The big bird rides the wind with an effortless grace beautiful to see, hardly making a movement save for an occasional slight flick of its long forked tail to change direction. I watch spellbound through my binoculars as it soars back and forth over the semi-wild ground beyond the end of my garden, head down, intently watching the ground for prey. So far it has been no more than a black silhouette against the brightness of the sky; but now it seems to have spotted something, for it is circling lower and lower, and as it does so the colours of its plumage are revealed, rufous brown, creamy white, and black.
As it comes to ground behind the bushes near the pond a pair of jackdaws flutter up in indignation. For a moment it looks as though they are going to mob it, but with lordly disdain and a few powerful wing-beats it rises above them as if pulled by an invisible string, and flies off towards the north.
The appearance of the red kite in the skies above our village has been the highlight of a natural year that has otherwise been pretty miserable so far, except for a week or so of fine warm weather in March. The wild flowers are late blooming, and the house martins that hawked for insects around the houses and over the pond last year have not yet put in an appearance. But we have the red kite. I did spot one a couple of times last year, but never nearer than a couple of miles from the village. In the last month I have seen one from outside my house once or twice every week. With a bit of luck that means a pair are nesting not so very far away, and we will have their company for some time to come. And that is a pleasure and a privilege.
In Medieval times red kites were so common, scavenging on the streets of London like the pigeons do today, that they were widely regarded as vermin. But over the centuries their numbers were so reduced by persecution, accidental poisoning and habitat change that for most of the twentieth century they were to be found only in one remote forest in Mid-Wales. So close did they become to extinction that one recent DNA study indicated that all the native kites in Britain today are descended from just one female.

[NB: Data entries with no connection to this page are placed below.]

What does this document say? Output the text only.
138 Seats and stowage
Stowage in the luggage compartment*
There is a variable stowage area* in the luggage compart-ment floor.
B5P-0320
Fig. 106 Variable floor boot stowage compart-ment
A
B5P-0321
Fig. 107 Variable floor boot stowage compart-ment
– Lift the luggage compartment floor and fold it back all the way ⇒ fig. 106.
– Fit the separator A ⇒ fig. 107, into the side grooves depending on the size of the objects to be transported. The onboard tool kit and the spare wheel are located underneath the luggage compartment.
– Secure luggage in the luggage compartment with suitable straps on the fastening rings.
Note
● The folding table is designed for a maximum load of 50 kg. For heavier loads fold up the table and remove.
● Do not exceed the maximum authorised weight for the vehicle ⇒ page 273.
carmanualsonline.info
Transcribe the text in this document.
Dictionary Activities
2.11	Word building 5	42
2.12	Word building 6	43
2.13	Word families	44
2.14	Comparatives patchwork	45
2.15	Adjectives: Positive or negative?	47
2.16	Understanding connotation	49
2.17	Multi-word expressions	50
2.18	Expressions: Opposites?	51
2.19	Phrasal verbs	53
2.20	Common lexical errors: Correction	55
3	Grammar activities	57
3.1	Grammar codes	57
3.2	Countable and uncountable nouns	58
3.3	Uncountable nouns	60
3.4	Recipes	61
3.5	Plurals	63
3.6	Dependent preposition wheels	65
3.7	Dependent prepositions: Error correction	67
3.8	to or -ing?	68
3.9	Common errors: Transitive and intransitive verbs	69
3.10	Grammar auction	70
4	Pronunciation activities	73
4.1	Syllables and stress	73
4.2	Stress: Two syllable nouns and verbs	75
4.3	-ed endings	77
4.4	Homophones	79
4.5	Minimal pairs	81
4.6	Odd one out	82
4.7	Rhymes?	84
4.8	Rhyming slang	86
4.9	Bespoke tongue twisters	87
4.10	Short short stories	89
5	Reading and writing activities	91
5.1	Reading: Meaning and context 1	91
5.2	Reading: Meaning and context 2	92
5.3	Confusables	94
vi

From that low point in the 1930’s their numbers slowly increased, and from the 1980’s the population has been boosted by reintroductions from abroad in several locations up and down Britain, until now their numbers have passed into four figures. If you see a kite soaring above the M40 between London and Oxford, your eyes are not deceiving you: the colony artificially started in the Chilterns has been a particularly successful one. The re-establishment of the red kite has been one of the triumphs of recent conservation, and the RSPB named it as the Bird of the Century.
But that is not the only reason I feel privileged and blessed when I see one above my garden, nor even that it is likely to be a descendant of the population from the original Welsh stronghold rather than a foreign introduction. It is the sheer beauty of the bird: the rich colours of its plumage and the easy grace of its flight. The thing you fly on a string was called after the bird, not the other way round.
P.S. The house martins are back. I saw my first one this year while taking a break outside from writing this.